Real-time systems - Internet of Things

Internet of Things (IoT) is a big subject and I can't hope to cover all aspects of it in this article. I shall mostly cover some thoughts on the "edge of network" as it's known - the area of the IoT that connects directly into the real world.

TCP/IP requirement

Many of the solutions to IoT I've seen proposed recommend a full TCP/IP stack enabled device at the edge-of-network. This is not without its issues - the most significant being cost. With regards a TCP/IP-enabled device you are thinking of a device such as the Raspberry Pi, which while relatively cheap (compared to a laptop) is expensive when you consider a large number of end points. While a Rasberry Pi is a cost effective solution for, say, a one off water level monitoring solution, it would not be suitable if you have a system monitoring 1000 points along a canal or river - at least not without driving up cost considerably.

OS requirement

A TCP/IP stack also implies a supporting operating system. This need not be a full-blown OS such as Linux, but could be a smaller OS such as FreeRTOS or uCOS. Still, these systems also have more than minimal requirements in terms of memory and CPU. For the edge-of-network then a simple polling or interrupt-driven solution is fine in many cases, without the need for a full-blown RTOS executive.

Small data packets

Many IoT monitoring applications require infrequent and small amounts of data at the edge-of-network.

In the case of one thousand monitoring points along a river, measuring water levels, the change in river level is not likely to be fast or significant, so we can further reduce data requirements by encoding only the difference between readings. The real-time requirements in many IoT monitoring applications are not stringent. Readings every five minutes would be fine in this application.
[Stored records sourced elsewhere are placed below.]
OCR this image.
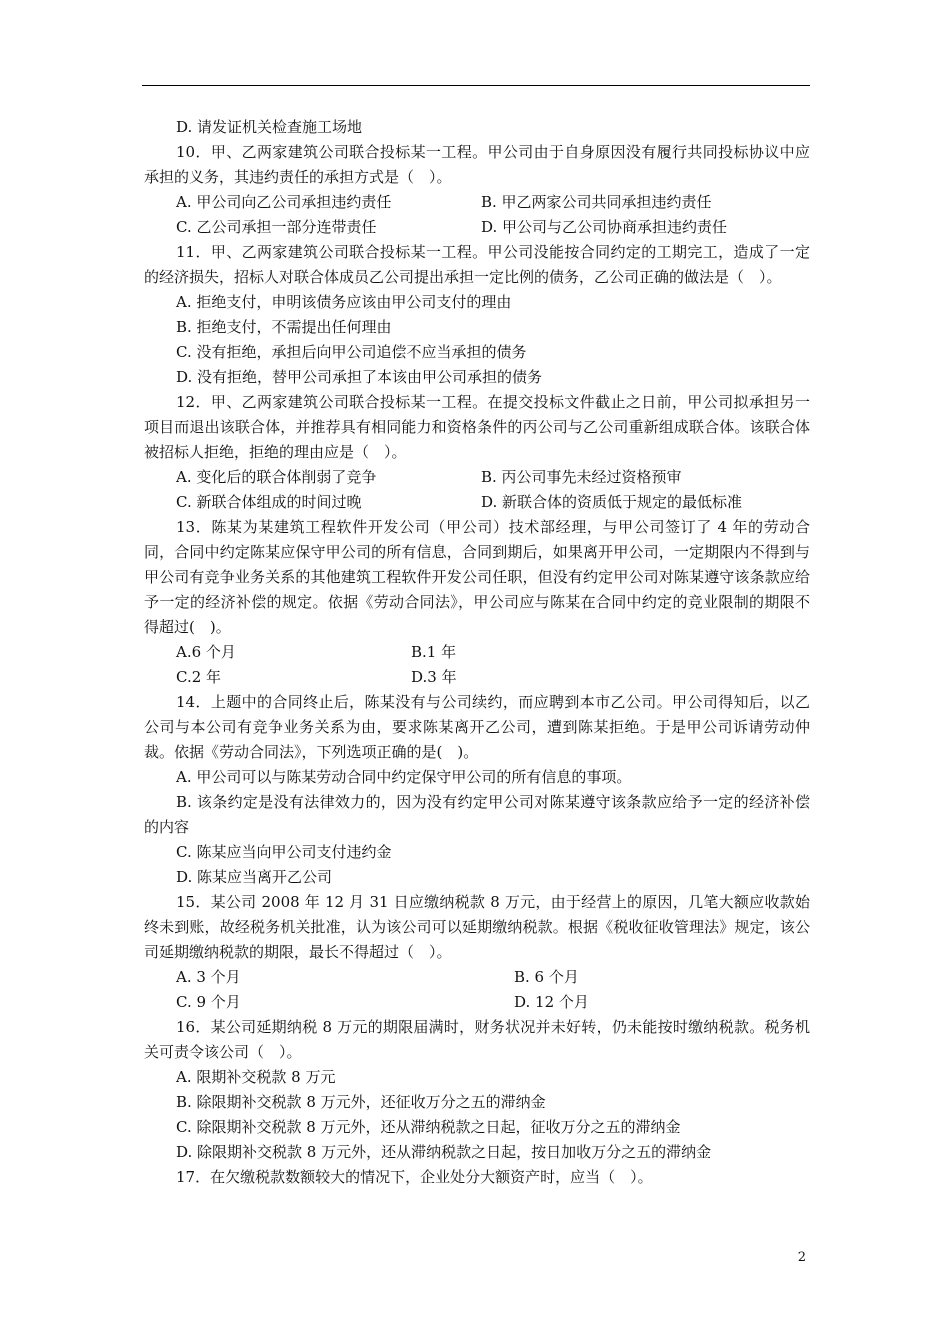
D. 请发证机关检查施工场地
10．甲、乙两家建筑公司联合投标某一工程。甲公司由于自身原因没有履行共同投标协议中应承担的义务，其违约责任的承担方式是（　）。
A. 甲公司向乙公司承担违约责任	B. 甲乙两家公司共同承担违约责任
C. 乙公司承担一部分连带责任	D. 甲公司与乙公司协商承担违约责任
11．甲、乙两家建筑公司联合投标某一工程。甲公司没能按合同约定的工期完工，造成了一定的经济损失，招标人对联合体成员乙公司提出承担一定比例的债务，乙公司正确的做法是（　）。
A. 拒绝支付，申明该债务应该由甲公司支付的理由
B. 拒绝支付，不需提出任何理由
C. 没有拒绝，承担后向甲公司追偿不应当承担的债务
D. 没有拒绝，替甲公司承担了本该由甲公司承担的债务
12．甲、乙两家建筑公司联合投标某一工程。在提交投标文件截止之日前，甲公司拟承担另一项目而退出该联合体，并推荐具有相同能力和资格条件的丙公司与乙公司重新组成联合体。该联合体被招标人拒绝，拒绝的理由应是（　）。
A. 变化后的联合体削弱了竞争	B. 丙公司事先未经过资格预审
C. 新联合体组成的时间过晚	D. 新联合体的资质低于规定的最低标准
13．陈某为某建筑工程软件开发公司（甲公司）技术部经理，与甲公司签订了 4 年的劳动合同，合同中约定陈某应保守甲公司的所有信息，合同到期后，如果离开甲公司，一定期限内不得到与甲公司有竞争业务关系的其他建筑工程软件开发公司任职，但没有约定甲公司对陈某遵守该条款应给予一定的经济补偿的规定。依据《劳动合同法》，甲公司应与陈某在合同中约定的竞业限制的期限不得超过(　)。
A.6 个月	B.1 年
C.2 年	D.3 年
14．上题中的合同终止后，陈某没有与公司续约，而应聘到本市乙公司。甲公司得知后，以乙公司与本公司有竞争业务关系为由，要求陈某离开乙公司，遭到陈某拒绝。于是甲公司诉请劳动仲裁。依据《劳动合同法》，下列选项正确的是(　)。
A. 甲公司可以与陈某劳动合同中约定保守甲公司的所有信息的事项。
B. 该条约定是没有法律效力的，因为没有约定甲公司对陈某遵守该条款应给予一定的经济补偿的内容
C. 陈某应当向甲公司支付违约金
D. 陈某应当离开乙公司
15．某公司 2008 年 12 月 31 日应缴纳税款 8 万元，由于经营上的原因，几笔大额应收款始终未到账，故经税务机关批准，认为该公司可以延期缴纳税款。根据《税收征收管理法》规定，该公司延期缴纳税款的期限，最长不得超过（　）。
A. 3 个月	B. 6 个月
C. 9 个月	D. 12 个月
16．某公司延期纳税 8 万元的期限届满时，财务状况并未好转，仍未能按时缴纳税款。税务机关可责令该公司（　）。
A. 限期补交税款 8 万元
B. 除限期补交税款 8 万元外，还征收万分之五的滞纳金
C. 除限期补交税款 8 万元外，还从滞纳税款之日起，征收万分之五的滞纳金
D. 除限期补交税款 8 万元外，还从滞纳税款之日起，按日加收万分之五的滞纳金
17．在欠缴税款数额较大的情况下，企业处分大额资产时，应当（　）。
2
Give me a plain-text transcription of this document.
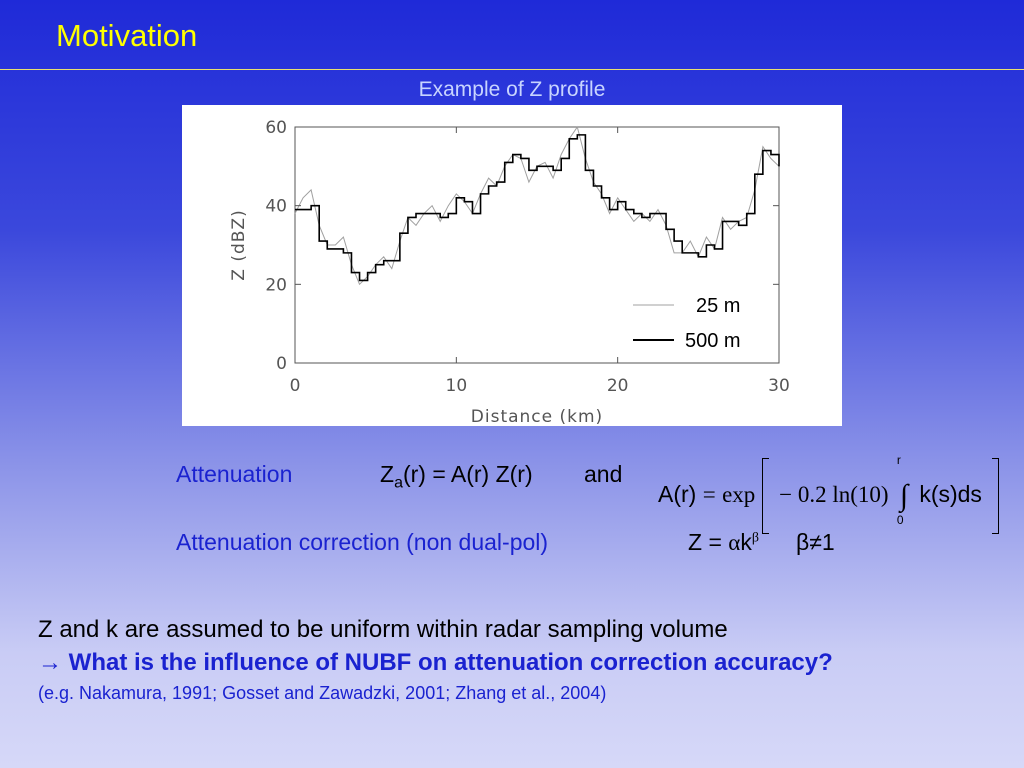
Motivation
Example of Z profile
0	10	20	30
0
20
40
60
Distance (km)
Z (dBZ)
25 m
500 m
Attenuation	$Z_a(r) = A(r)$ Z(r) and
A(r) = exp − 0.2 ln(10)
r
∫
0
k(s)ds
Attenuation correction (non dual-pol)	$Z = \alpha k^\beta$ β≠1
Z and k are assumed to be uniform within radar sampling volume
→ What is the influence of NUBF on attenuation correction accuracy?
(e.g. Nakamura, 1991; Gosset and Zawadzki, 2001; Zhang et al., 2004)
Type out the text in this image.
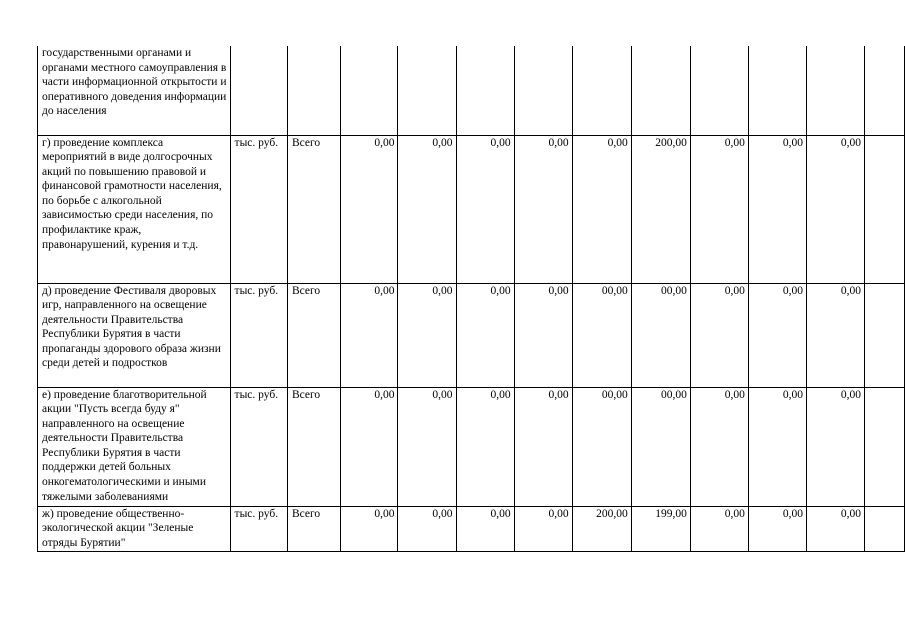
государственными органами и органами местного самоуправления в части информационной открытости и оперативного доведения информации до населения												
г) проведение комплекса мероприятий в виде долгосрочных акций по повышению правовой и финансовой грамотности населения, по борьбе с алкогольной зависимостью среди населения, по профилактике краж, правонарушений, курения и т.д.	тыс. руб.	Всего	0,00	0,00	0,00	0,00	0,00	200,00	0,00	0,00	0,00	
д) проведение Фестиваля дворовых игр, направленного на освещение деятельности Правительства Республики Бурятия в части пропаганды здорового образа жизни среди детей и подростков	тыс. руб.	Всего	0,00	0,00	0,00	0,00	00,00	00,00	0,00	0,00	0,00	
е) проведение благотворительной акции "Пусть всегда буду я" направленного на освещение деятельности Правительства Республики Бурятия в части поддержки детей больных онкогематологическими и иными тяжелыми заболеваниями	тыс. руб.	Всего	0,00	0,00	0,00	0,00	00,00	00,00	0,00	0,00	0,00	
ж) проведение общественно-экологической акции "Зеленые отряды Бурятии"	тыс. руб.	Всего	0,00	0,00	0,00	0,00	200,00	199,00	0,00	0,00	0,00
The data from a level sensor or temperature sensor is a few bytes. If you receive, say, 4 bytes of data every five minutes throughout a 24-hour period you are looking at (without compression) 1152 bytes of data or just over 1K. This amount of data lends itself nicely to transmission over radio telemetry, phone line, packet radio, or mobile phone network. Further, the data packets are often not critical, so simple parity-based error checking is sufficient - packets where the parity check fails can simply be discarded - no retransmission is required.

Edge-of-network devices

Edge-of-network devices would typically be something similar to an Arduino device. It would have a data acquisition program written in C and use simple polling techniques. Battery life could almost certainly be improved by using a interrupt-driven rather than polling solution. In both cases (polling/interrupts) you lose some determinism that might be granted by an RTOS executive, but this is not critical in many applications.

Intermediate nodes

The edge-of-network devices would periodically send data to intermediate nodes, which would be more spohisticated devices containing a full TCP/IP stack. This would typically be an industrial computer or perhaps a device of a similar capacity to a Raspberry Pi. Their job is to concentrate time-stamped data from a multitude of edge-of-network devices. Data could then be transferred to a web server via some of the techniques already looked at (web sockets for example).

Back end

Eventually all data ends up on what I am losely referring to as a "web server". At this point the data involved could be large. Imagine for example a system that monitors the levels of all rivers in the country, or concentrates data from 1000 weather stations scattered across the country. Real-time data collected from custom telemetry boxes, and perhaps other data feeds to provide context - flightradar24.com is an excellent example of this. This quantity of data requires number-crunching to interpret it. These "back ends" fall outside the scope of this article though.

Real-time control

In some applications real-time control is required at edge-of-network. For example, a milling machine, robot arm or temperature controller may have relatively tight real-time requirements. The only solution in these cases is to have local intelligence to perfom the control - network lag is not something you can tolerate when you are trying to control a robot arm!

Tiered approach

The IoT is a large area of application. There is a full-spectrum of real-time requirements from minimal (simple monitoring) to hard (robot control). In many cases though, the requirements for edge-of-network devices is much less than is usually considered. Rather than reaching for Raspberry Pi and a TCP/IP stack, it may be much more cost effective to consider a tiered system with very low cost edge-of-network devices such as Arduino or MicroBit type devices that forward data to much more capable nodes for data concentration and transmission over TCP/IP networks. This tiered approach has the affect of reducing cost and hardware/software requirements and expertise considerably.

Conclusion

The secret to reducing cost in IoT solutions is to use a tiered approach. Rather than using TCP/IP-enabled devices throughout the solution, much more minimal devices are used at edge-of-network, but these devices forward data to much more capable, and fully TCP/IP-enabled computers. These in turn forward data to larger servers for number crunching and interpretation.